Use 1492 instead of 1500 for calculation if you're passing through a PPPoE connection.
Would sending lots a small packets by UDP take more resources ?
Yes, it would, definitely! I just did an experiment with a streaming app. The app sends 2000 frames of data each second, precisely timed. The data payload for each frame is 24 bytes. I used UDP with sendto() to send this data to a listener app on another node.
What I found was interesting. This level of activity took my sending CPU to its knees! I went from having about 64% free CPU time, to having about 5%! That was disastrous for my application, so I had to fix that. I decided to experiment with variations.
First, I simply commented out the sendto() call, to see what the packet assembly overhead looked like. About a 1% hit on CPU time. Not bad. OK... must be the sendto() call!
Then, I did a quick fakeout test... I called the sendto() API only once in every 10 iterations, but I padded the data record to 10 times its previous length, to simulate the effect of assembling a collection of smaller records into a larger one, sent less often. The results were quite satisfactory: 7% CPU hit, as compared to 59% previously. It would seem that, at least on my *NIX-like system, the operation of sending a packet is costly just in the overhead of making the call.
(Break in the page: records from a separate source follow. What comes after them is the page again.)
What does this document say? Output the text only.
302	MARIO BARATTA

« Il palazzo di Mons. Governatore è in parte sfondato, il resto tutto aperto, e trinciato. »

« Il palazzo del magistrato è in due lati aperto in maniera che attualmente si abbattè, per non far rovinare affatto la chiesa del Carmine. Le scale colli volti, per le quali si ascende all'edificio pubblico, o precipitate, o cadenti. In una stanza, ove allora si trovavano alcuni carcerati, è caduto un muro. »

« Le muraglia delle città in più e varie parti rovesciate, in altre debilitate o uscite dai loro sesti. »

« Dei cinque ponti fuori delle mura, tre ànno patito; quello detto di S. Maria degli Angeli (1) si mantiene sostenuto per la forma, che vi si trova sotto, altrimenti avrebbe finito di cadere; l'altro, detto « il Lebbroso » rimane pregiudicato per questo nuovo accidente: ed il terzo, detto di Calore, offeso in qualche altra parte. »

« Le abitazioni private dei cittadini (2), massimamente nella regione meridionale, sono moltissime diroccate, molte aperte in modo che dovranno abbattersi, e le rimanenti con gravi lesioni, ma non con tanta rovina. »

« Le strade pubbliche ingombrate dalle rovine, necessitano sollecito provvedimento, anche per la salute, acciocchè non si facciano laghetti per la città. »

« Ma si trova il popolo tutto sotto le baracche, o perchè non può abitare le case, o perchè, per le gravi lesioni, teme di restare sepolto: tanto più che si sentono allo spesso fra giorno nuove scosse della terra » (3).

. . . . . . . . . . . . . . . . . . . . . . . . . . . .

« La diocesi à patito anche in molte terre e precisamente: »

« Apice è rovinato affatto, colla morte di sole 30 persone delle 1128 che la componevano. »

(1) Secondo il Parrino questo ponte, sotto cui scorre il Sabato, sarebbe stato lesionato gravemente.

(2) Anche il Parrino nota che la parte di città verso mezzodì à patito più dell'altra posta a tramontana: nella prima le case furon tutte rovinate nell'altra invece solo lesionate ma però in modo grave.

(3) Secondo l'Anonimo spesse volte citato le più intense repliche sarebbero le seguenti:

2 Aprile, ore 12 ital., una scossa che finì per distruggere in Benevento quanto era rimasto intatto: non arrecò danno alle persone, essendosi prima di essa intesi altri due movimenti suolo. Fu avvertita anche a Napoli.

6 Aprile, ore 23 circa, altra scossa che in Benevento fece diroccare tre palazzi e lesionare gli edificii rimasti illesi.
Just in case anyone doubts whether the test was working properly, I verified all the results with Wireshark observation of the actual UDP transmissions to confirm all was working as it should.
Conclusion: it uses MUCH less CPU time to send larger packets less often, then the same amount of data in the form of smaller packets sent more frequently. Admittedly, I do not know what happens if UDP starts fragging your overly-large UDP datagram... I mean, I don't know how much CPU overhead this adds. I will try to find out (I'd like to know myself) and update this answer.
534 bytes. That is required to be transmitted without fragmentation. It can still be lost altogether of course. The overheads due to retransmission of lost packets and the network overheads themselves are several orders of magnitude more significant than any CPU cost.
You're probably using the wrong protocol. UDP is almost always a poor choice for data you care about transmitting. You wind up layering sequencing, retry, and integrity logic atop it, and then you have TCP.

Do headers on mobile requests and responses count as part of the bandwidth?

I am building an Arduino-based device that needs to send data over the internet to a remote server. It needs to do this as frequently as possible but also use as little bandwidth as possible. It will probably work over GSM/EDGE (cellular networking).
The data I'd like to send is about 40 bytes in size - really minimal. I'd like to send this packet to the server about once a minute, but also receive a packet of around that size in response once in a while.
The bandwidth on my server is no problem - the bandwidth on the device's internet connection is, i.e. the cellular data.
Do headers on mobile requests and responses count as part of the bandwidth?
Yes, the total packet size is all data that is sent. Assuming a TCP packet you lose 20 bytes right from the start. If you get intimate with Wireshark you can see exactly what's happening.